Line for Line with Molly

Lately I've been spending a bit more face to face skype time with one of my very best girlfriends from back home, Molly. About a month ago, when both of us were similarly recovering from some downs and really looking forward to some ups, she suggested we start a line for line writing session. 

A line for line is a piece of poetry that is passed back and forth, sort of like a hot potato. In our case, it was more like a bag of delicious potato chips, as we both like to take our time with words and have no problem with talking and expressing more than less...probably one of the reasons we get along so well. So here's our line for line. It's about life. And angels. And puzzle pieces. And falling down and getting up. And depending on friends. And all that good stuff. You get the gist. (I won't tell you which lines belong to whom - i'll leave that to beautiful mystery)

Enjoy :)

If ever i needed a reminder of just how much I'm loved,
I can't think of any better example than the time life attempted to break my spirit while love simply took my hand and showed me how to rise above.
All through my angels you see, the real and everyday physical beings from the past and present day that redefined the very word for me.
That redefine me.

They redefine me, especially in the moments defeat is my worst enemy and sadness or anger and hopelessness try their best to overcome me.
Like times I start to pity me for things that don't deserve the pity.
But the party's already started and there's nowhere left to look but skyward, friend-ward, forward, open-hearted.

Party time until the time these tears become the departed
Forward, backward, one step, two step, living and learning
Relentlessly earning
Puzzle pieces of wisdom keep churning
Out and through all my angel's that keep working
For me. With me. Beside, below and above me. They love me.

They look over me and down on me, surround me with positivity
Or, better yet, the ability to see myself through the scattered jigsaw pieces all around me.
Some put together, beginning to form pictures; lessons learned for me to see.
And still some in little piles, turned upside down and backwards, with no place, just yet in the puzzle of me...

At least no place yet that I can see.

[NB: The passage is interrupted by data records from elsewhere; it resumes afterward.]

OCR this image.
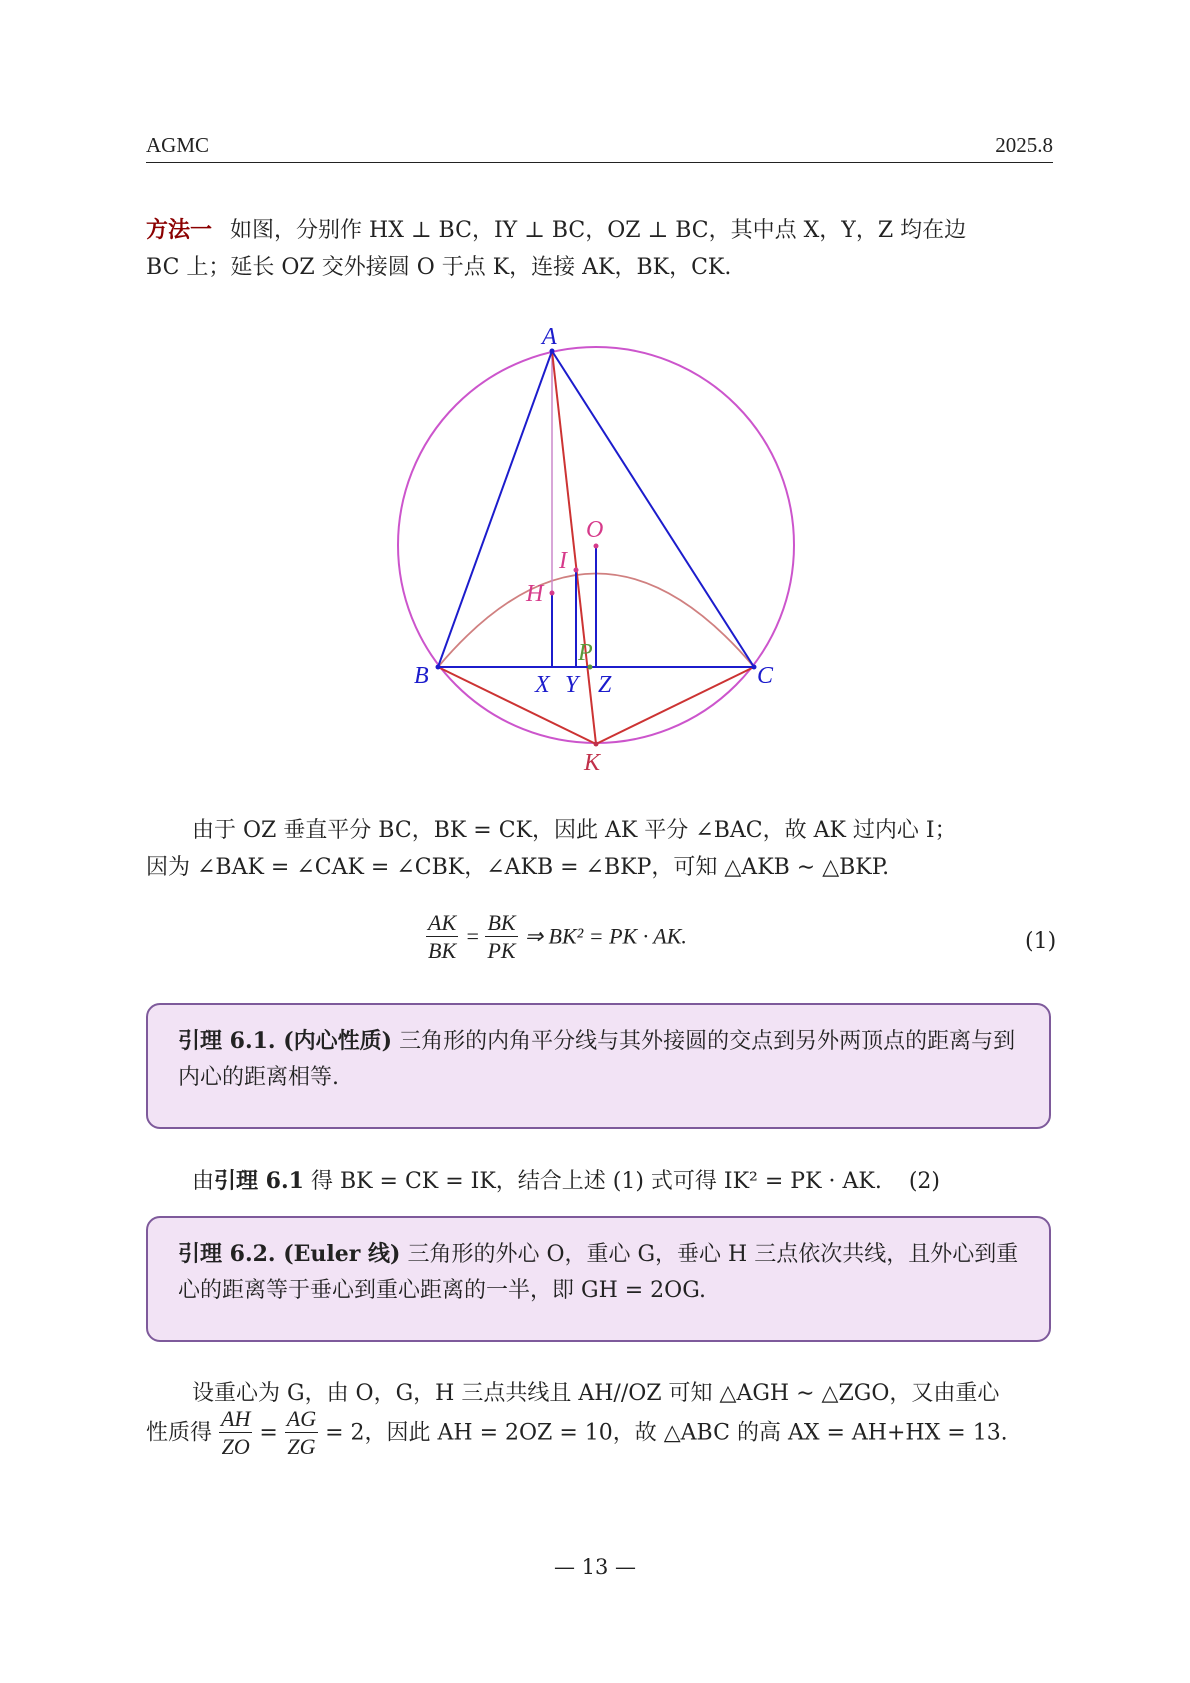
AGMC	2025.8
方法一 如图，分别作 HX ⊥ BC，IY ⊥ BC，OZ ⊥ BC，其中点 X，Y，Z 均在边
BC 上；延长 OZ 交外接圆 O 于点 K，连接 AK，BK，CK.
A
B	C
O
I
H
P
X Y Z
K
由于 OZ 垂直平分 BC，BK = CK，因此 AK 平分 ∠BAC，故 AK 过内心 I；
因为 ∠BAK = ∠CAK = ∠CBK，∠AKB = ∠BKP，可知 △AKB ∼ △BKP.
$\frac{AK}{BK} = \frac{BK}{PK}$ ⇒ BK² = PK · AK.	(1)
引理 6.1. (内心性质) 三角形的内角平分线与其外接圆的交点到另外两顶点的距离与到内心的距离相等.
由引理 6.1 得 BK = CK = IK，结合上述 (1) 式可得 IK² = PK · AK. (2)
引理 6.2. (Euler 线) 三角形的外心 O，重心 G，垂心 H 三点依次共线，且外心到重心的距离等于垂心到重心距离的一半，即 GH = 2OG.
设重心为 G，由 O，G，H 三点共线且 AH//OZ 可知 △AGH ∼ △ZGO，又由重心
性质得 $\frac{AH}{ZO} = \frac{AG}{ZG} = 2$，因此 AH = 2OZ = 10，故 △ABC 的高 AX = AH+HX = 13.
— 13 —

But my angels remind me to believe.
They remind me of the beauty in everything we can't see.
How the upside down and backwards moments we face force us to see not who we are but who we can be.
Truly trusting that all of the dismal damages incurred always do come in handy.

And trust me, the damages have been plenty. Some just outside my zone of easy, and some farther out like their own different country.
And honestly, sometimes when any hope is farther than my eyes can see,
It becomes necessary to come back to the fact that if i crack or react in ways that hold me tied back or restrained,
i have those beautiful angels there to share the pain.

They handle it, hold it just long enough for me to unfold it.
The unbalanced footing inside feelings that remain held tight and openly exposed inside a picture frame of my life.
Memorialized memories now mimicked by those unknown onlookers, following in my footsteps.
Connecting every doubtfully confident concept of my understanding of it all.
Live or die, rise or fall, for better or worse, I've seen it, I've been in, up, down, around it all.
Knowing that the brightest life moments when i stood tall were only felt because of the equally felt deepest darkest moments of every fall.